Just when hope was rising for a steady economic recovery, Africa and the rest of the world were hit by a new COVID-19 variant at the end of 2021. Omicron, the new variant spread fast in many African countries, and although it has been described as a milder strain, resulting in less hospitalizations, the resulting flight bans and disruptions to the global supply chain had and are still having an impact on doing business in Africa. While economists and the global public health community continue try to understand the impact of the new variant, its emergence poses a threat to the Continent’s already fragile economic recovery. Nevertheless, the general view is that the worst of COVID is behind us.

As we start the post COVID-19 era, the major challenges for the development of agribusiness ecosystems in Africa appear to be climate change, soil health, water for irrigation and biodiversity loss. These issues are likely to present the biggest threats (and opportunities in the case of water for irrigation), to agricultural production and agribusinesses.

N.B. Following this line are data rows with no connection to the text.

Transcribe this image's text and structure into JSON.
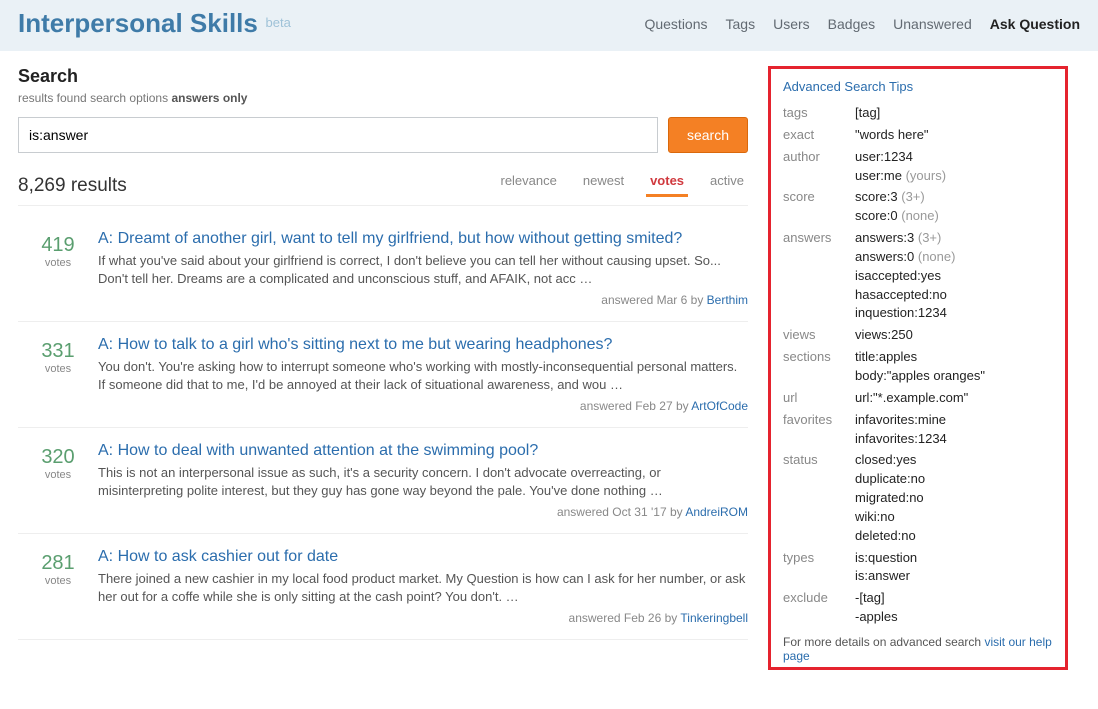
{
  "header": {
    "site_title": "Interpersonal Skills",
    "beta": "beta",
    "nav": {
      "questions": "Questions",
      "tags": "Tags",
      "users": "Users",
      "badges": "Badges",
      "unanswered": "Unanswered",
      "ask": "Ask Question"
    }
  },
  "search": {
    "heading": "Search",
    "sub_found": "results found",
    "sub_options": "search options",
    "sub_filter": "answers only",
    "query": "is:answer",
    "button": "search",
    "result_count": "8,269 results"
  },
  "tabs": {
    "relevance": "relevance",
    "newest": "newest",
    "votes": "votes",
    "active": "active"
  },
  "results": [
    {
      "votes": "419",
      "votes_lbl": "votes",
      "title": "A: Dreamt of another girl, want to tell my girlfriend, but how without getting smited?",
      "excerpt": "If what you've said about your girlfriend is correct, I don't believe you can tell her without causing upset. So... Don't tell her. Dreams are a complicated and unconscious stuff, and AFAIK, not acc …",
      "meta_prefix": "answered Mar 6 by ",
      "author": "Berthim"
    },
    {
      "votes": "331",
      "votes_lbl": "votes",
      "title": "A: How to talk to a girl who's sitting next to me but wearing headphones?",
      "excerpt": "You don't. You're asking how to interrupt someone who's working with mostly-inconsequential personal matters. If someone did that to me, I'd be annoyed at their lack of situational awareness, and wou …",
      "meta_prefix": "answered Feb 27 by ",
      "author": "ArtOfCode"
    },
    {
      "votes": "320",
      "votes_lbl": "votes",
      "title": "A: How to deal with unwanted attention at the swimming pool?",
      "excerpt": "This is not an interpersonal issue as such, it's a security concern. I don't advocate overreacting, or misinterpreting polite interest, but they guy has gone way beyond the pale. You've done nothing …",
      "meta_prefix": "answered Oct 31 '17 by ",
      "author": "AndreiROM"
    },
    {
      "votes": "281",
      "votes_lbl": "votes",
      "title": "A: How to ask cashier out for date",
      "excerpt": "There joined a new cashier in my local food product market. My Question is how can I ask for her number, or ask her out for a coffe while she is only sitting at the cash point? You don't. …",
      "meta_prefix": "answered Feb 26 by ",
      "author": "Tinkeringbell"
    }
  ],
  "tips": {
    "heading": "Advanced Search Tips",
    "rows": [
      {
        "label": "tags",
        "lines": [
          {
            "t": "[tag]"
          }
        ]
      },
      {
        "label": "exact",
        "lines": [
          {
            "t": "\"words here\""
          }
        ]
      },
      {
        "label": "author",
        "lines": [
          {
            "t": "user:1234"
          },
          {
            "t": "user:me ",
            "g": "(yours)"
          }
        ]
      },
      {
        "label": "score",
        "lines": [
          {
            "t": "score:3 ",
            "g": "(3+)"
          },
          {
            "t": "score:0 ",
            "g": "(none)"
          }
        ]
      },
      {
        "label": "answers",
        "lines": [
          {
            "t": "answers:3 ",
            "g": "(3+)"
          },
          {
            "t": "answers:0 ",
            "g": "(none)"
          },
          {
            "t": "isaccepted:yes"
          },
          {
            "t": "hasaccepted:no"
          },
          {
            "t": "inquestion:1234"
          }
        ]
      },
      {
        "label": "views",
        "lines": [
          {
            "t": "views:250"
          }
        ]
      },
      {
        "label": "sections",
        "lines": [
          {
            "t": "title:apples"
          },
          {
            "t": "body:\"apples oranges\""
          }
        ]
      },
      {
        "label": "url",
        "lines": [
          {
            "t": "url:\"*.example.com\""
          }
        ]
      },
      {
        "label": "favorites",
        "lines": [
          {
            "t": "infavorites:mine"
          },
          {
            "t": "infavorites:1234"
          }
        ]
      },
      {
        "label": "status",
        "lines": [
          {
            "t": "closed:yes"
          },
          {
            "t": "duplicate:no"
          },
          {
            "t": "migrated:no"
          },
          {
            "t": "wiki:no"
          },
          {
            "t": "deleted:no"
          }
        ]
      },
      {
        "label": "types",
        "lines": [
          {
            "t": "is:question"
          },
          {
            "t": "is:answer"
          }
        ]
      },
      {
        "label": "exclude",
        "lines": [
          {
            "t": "-[tag]"
          },
          {
            "t": "-apples"
          }
        ]
      }
    ],
    "footer_prefix": "For more details on advanced search ",
    "footer_link": "visit our help page"
  }
}
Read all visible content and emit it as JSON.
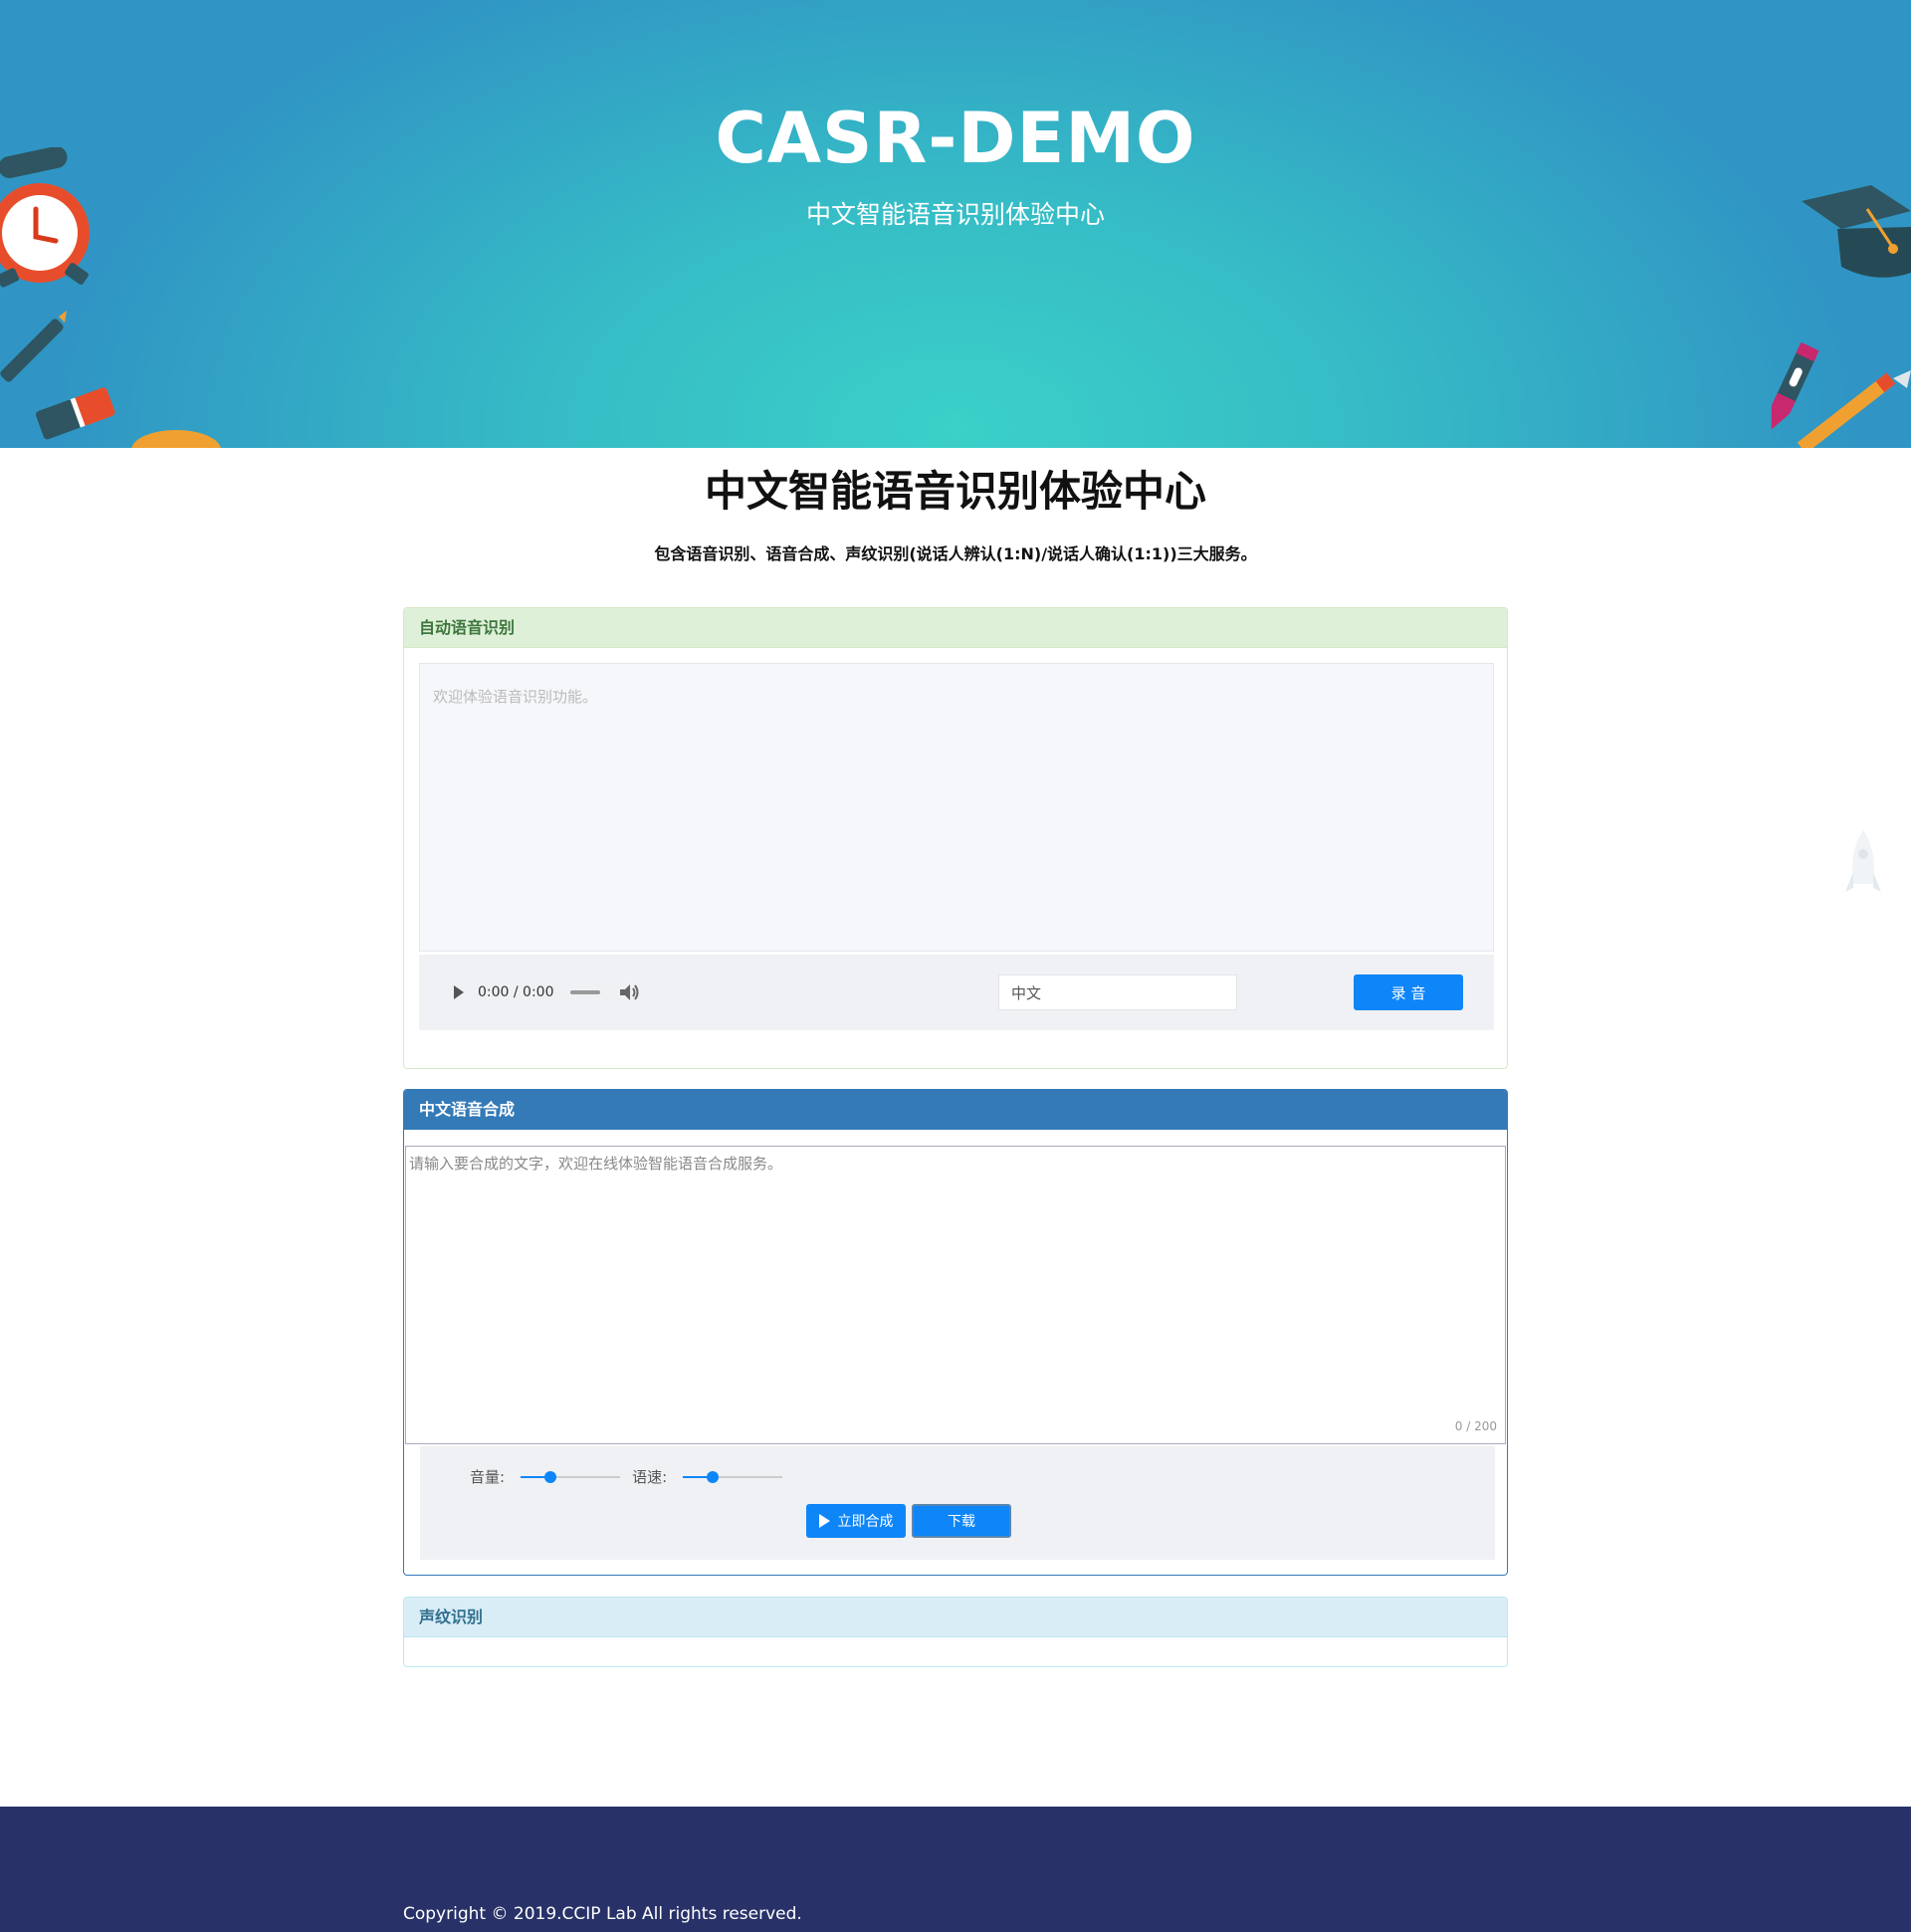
{
  "hero": {
    "title": "CASR-DEMO",
    "subtitle": "中文智能语音识别体验中心"
  },
  "page": {
    "title": "中文智能语音识别体验中心",
    "description": "包含语音识别、语音合成、声纹识别(说话人辨认(1:N)/说话人确认(1:1))三大服务。"
  },
  "asr": {
    "heading": "自动语音识别",
    "placeholder": "欢迎体验语音识别功能。",
    "audio_time": "0:00 / 0:00",
    "language_value": "中文",
    "record_label": "录 音"
  },
  "tts": {
    "heading": "中文语音合成",
    "placeholder": "请输入要合成的文字，欢迎在线体验智能语音合成服务。",
    "char_count": "0 / 200",
    "volume_label": "音量:",
    "volume_level": 0.3,
    "speed_label": "语速:",
    "speed_level": 0.3,
    "synth_label": "立即合成",
    "download_label": "下载"
  },
  "vpr": {
    "heading": "声纹识别"
  },
  "footer": {
    "copyright": "Copyright © 2019.CCIP Lab All rights reserved."
  },
  "colors": {
    "primary": "#0e86f8",
    "hero_teal": "#3bd0c8",
    "hero_blue": "#3095c4",
    "footer_bg": "#283268"
  },
  "icons": [
    "alarm-clock-icon",
    "pen-icon",
    "eraser-icon",
    "graduation-cap-icon",
    "crayon-icon",
    "pencil-icon",
    "rocket-icon",
    "play-icon",
    "volume-icon"
  ]
}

Operating in such a fluid environment requires agility and tenacity. According to the World Bank and the International Monetary Fund (IMF), growth in Sub-Saharan Africa is expected to remain at below 4% in 2022 and 2023. Going forward, the Continent’s economic recovery is pegged on rising commodity prices, the advancement of COVID-19 vaccination to enable a return to normal business, a recovery in global trade, an increase in intraAfrican trade and a rise in agricultural output. 

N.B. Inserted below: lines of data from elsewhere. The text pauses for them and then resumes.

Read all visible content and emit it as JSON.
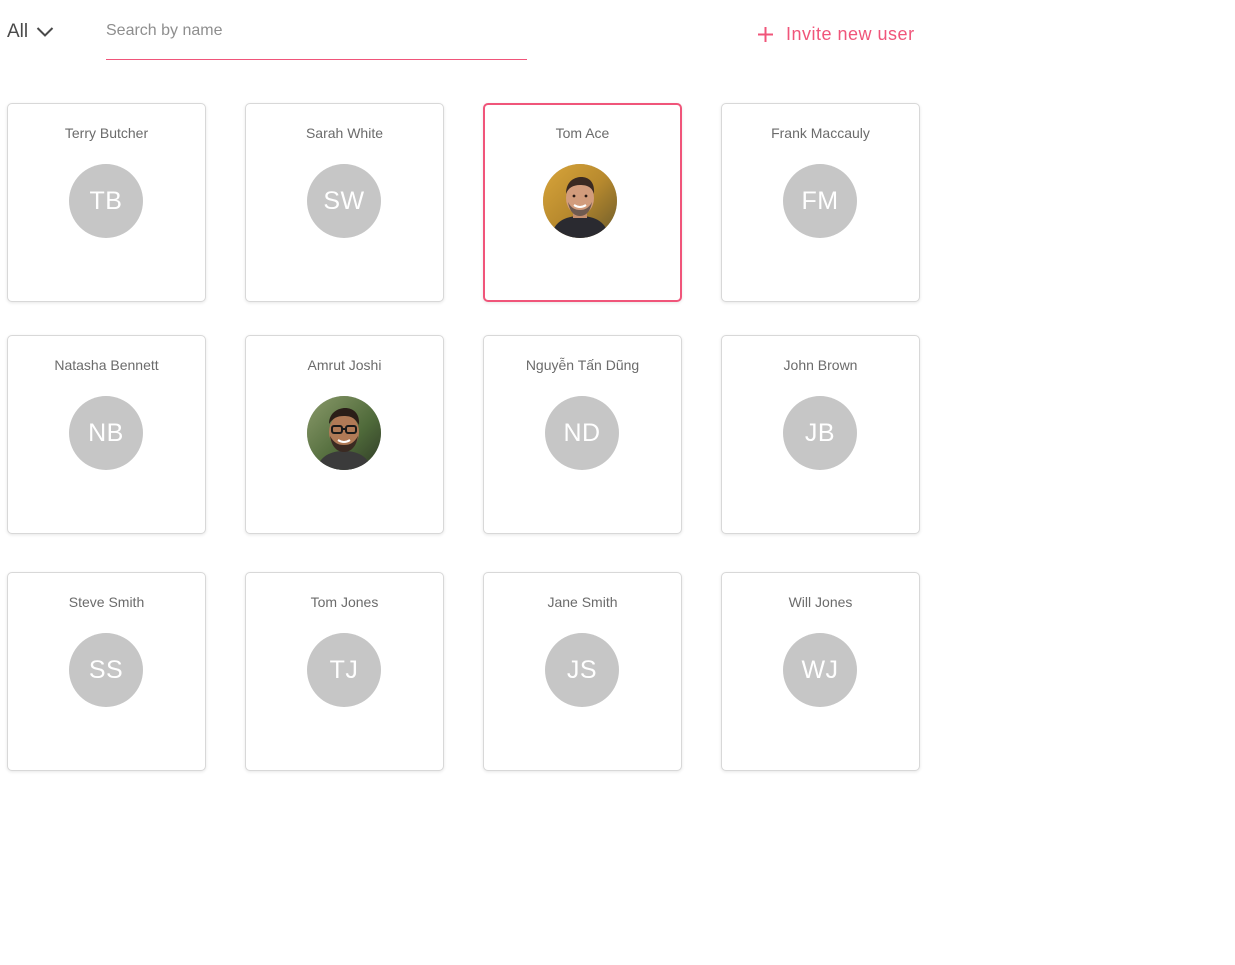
{
  "toolbar": {
    "filter_label": "All",
    "filter_icon": "chevron-down-icon",
    "search_placeholder": "Search by name",
    "search_value": "",
    "invite_label": "Invite new user",
    "invite_icon": "plus-icon"
  },
  "colors": {
    "accent": "#f0557a",
    "avatar_bg": "#c6c6c6",
    "card_border": "#d8d8d8"
  },
  "users": [
    {
      "name": "Terry Butcher",
      "initials": "TB",
      "photo": false
    },
    {
      "name": "Sarah White",
      "initials": "SW",
      "photo": false
    },
    {
      "name": "Tom Ace",
      "initials": "",
      "photo": true,
      "selected": true
    },
    {
      "name": "Frank Maccauly",
      "initials": "FM",
      "photo": false
    },
    {
      "name": "Natasha Bennett",
      "initials": "NB",
      "photo": false
    },
    {
      "name": "Amrut Joshi",
      "initials": "",
      "photo": true
    },
    {
      "name": "Nguyễn Tấn Dũng",
      "initials": "ND",
      "photo": false
    },
    {
      "name": "John Brown",
      "initials": "JB",
      "photo": false
    },
    {
      "name": "Steve Smith",
      "initials": "SS",
      "photo": false
    },
    {
      "name": "Tom Jones",
      "initials": "TJ",
      "photo": false
    },
    {
      "name": "Jane Smith",
      "initials": "JS",
      "photo": false
    },
    {
      "name": "Will Jones",
      "initials": "WJ",
      "photo": false
    }
  ]
}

In 2021, we spoke to many businesses across the Continent operating in the agricultural ecosystem. What was clear was their determination to keep moving forward, their resilience and innovation. What they need is support in the form of enabling policies, laws and regulations and the delivery of public goods such as infrastructure, increased access to innovative and appropriate finance and help in addressing the challenge of climate change.